By: John Fulmer//May 27, 2010
By: John Fulmer//May 27, 2010//
A proposed workers’ compensation program touted by the state as a means to streamline some claims processes is drawing the ire of the New York State Bar Association.
The association this week announced its opposition to the Managed Adjudication Path program, arguing the initiative will limit due process rights for workers, employers and insurance companies in workers’ compensation claims. Rochester attorney John Sciortino, with Segar & Sciortino, who specializes in workers’ compensation law and is the president of the New York State Injured Workers’ Bar Association, said, “frankly, we think it’s illegal.”
Brian Keegan, a state Workers’ Compensation Board spokesman defended MAP, which he said “will provide standards that will ensure that cases are properly routed to conciliation for a proposed decision.”
The Workers’ Compensation Law Division of the NYSBA’s Torts, Insurance and Compensation Law Section, led by Chairman Christopher Lemire of Lemire Johnson LLC in Malta, has followed the reform effort closely.
According to a release from the section, “[m]embers … expressed their concerns and opposition to representatives of the Workers’ Compensation Board at a recent section division meeting in Albany.”
The section’s release goes on to state that a board-hosted webinar on MAP, held earlier this month, erroneously suggested the section and the NYSBA are in favor of the MAP reforms the state is proposing.
Members fear MAP will divert some cases with disputed issues away from law judge hearings, relegating them to an “informal process that allows decisions to be issued without notice to or appearance by the involved parties, without the benefit of legal counsel, and without any development of the record,” the release states.
NYSBA President Michael E. Getnick said MAP “represents a major departure from the board’s longstanding practice of resolving disputed issues through adjudicatory hearings.
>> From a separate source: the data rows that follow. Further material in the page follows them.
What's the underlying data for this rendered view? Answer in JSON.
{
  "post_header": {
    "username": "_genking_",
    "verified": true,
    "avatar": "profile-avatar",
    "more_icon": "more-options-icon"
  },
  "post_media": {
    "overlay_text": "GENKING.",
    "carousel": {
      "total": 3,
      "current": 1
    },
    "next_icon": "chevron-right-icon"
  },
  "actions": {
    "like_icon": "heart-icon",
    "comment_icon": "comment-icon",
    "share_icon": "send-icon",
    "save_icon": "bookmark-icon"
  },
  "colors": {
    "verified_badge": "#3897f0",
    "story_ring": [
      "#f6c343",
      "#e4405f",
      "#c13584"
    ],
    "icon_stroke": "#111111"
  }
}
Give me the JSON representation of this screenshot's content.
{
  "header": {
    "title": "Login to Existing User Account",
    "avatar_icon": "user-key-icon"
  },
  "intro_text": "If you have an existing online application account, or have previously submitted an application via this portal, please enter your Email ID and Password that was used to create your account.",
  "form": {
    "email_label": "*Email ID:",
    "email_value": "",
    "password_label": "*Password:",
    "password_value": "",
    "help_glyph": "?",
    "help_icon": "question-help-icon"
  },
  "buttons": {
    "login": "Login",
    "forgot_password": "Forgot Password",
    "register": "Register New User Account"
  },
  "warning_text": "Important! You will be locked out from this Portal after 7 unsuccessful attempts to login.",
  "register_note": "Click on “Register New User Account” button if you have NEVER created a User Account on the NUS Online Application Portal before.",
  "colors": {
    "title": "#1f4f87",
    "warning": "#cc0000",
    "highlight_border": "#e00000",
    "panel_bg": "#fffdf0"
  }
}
Simply put, it would erode the due process rights of injured workers and employers.”
MAP “is a program which, if adopted, will essentially interfere with a litigant’s right to access the adjudication process of the board,” Sciortino said.
To request a hearing, a claimant must file a form, present documentary evidence that justifies a hearing and then appears before a judge. Sciortino said the Rochester Workers’ Compensation board is notoriously speedy and efficient and almost always schedules hearings less than a month after a claim is filed.
From what he’s seen so far, Sciortino said all factions of the workers’ compensation legal community are opposed to MAP. The state board, he said, has tried to justify the reform by claiming it will free workers from attending unnecessary hearings that may disrupt their lives. But Sciortino also said a claimant wouldn’t ask for a hearing if he or she thought it was unnecessary or disruptive.
Keegan said the claimants who would be affected almost always have noncontentious cases.
“These are usually already accepted claims,” Keegan told The Daily Record on Thursday, adding that such claimants typically have returned to work and are making money, not suffering from any kind of debilitating pain.
In an e-mail, Keegan elaborated on the state’s position, stating claims can now be directed to a hearing before the record is fully developed.
“It is not uncommon for a hearing to be adjourned for a month or longer so that the carrier can get an IME (independent medical evaluation) opinion,” he wrote. “MAP eliminates the need for these adjourned hearings by directing the parties to obtain their evidence before the meeting or hearing is held.”
Keegan said that would save the time and expense associated with waiting for a hearing to be scheduled, or in instances when hearings are adjourned for evidence gathering.
“The standards for routing cases to conciliation varied from district to district,” Keegan wrote. “MAP is an effort to use the best practices of the districts, along with stakeholder feedback, to route cases along the best resolution path.”
The NYSBA is not convinced. Getnick further argues that the “rights of both injured workers and employers will be protected, and the timely resolution of disputed issues accomplished, only by affording both parties a prompt hearing before a law judge” and the NYSBA will continue to push for removal of the proposal.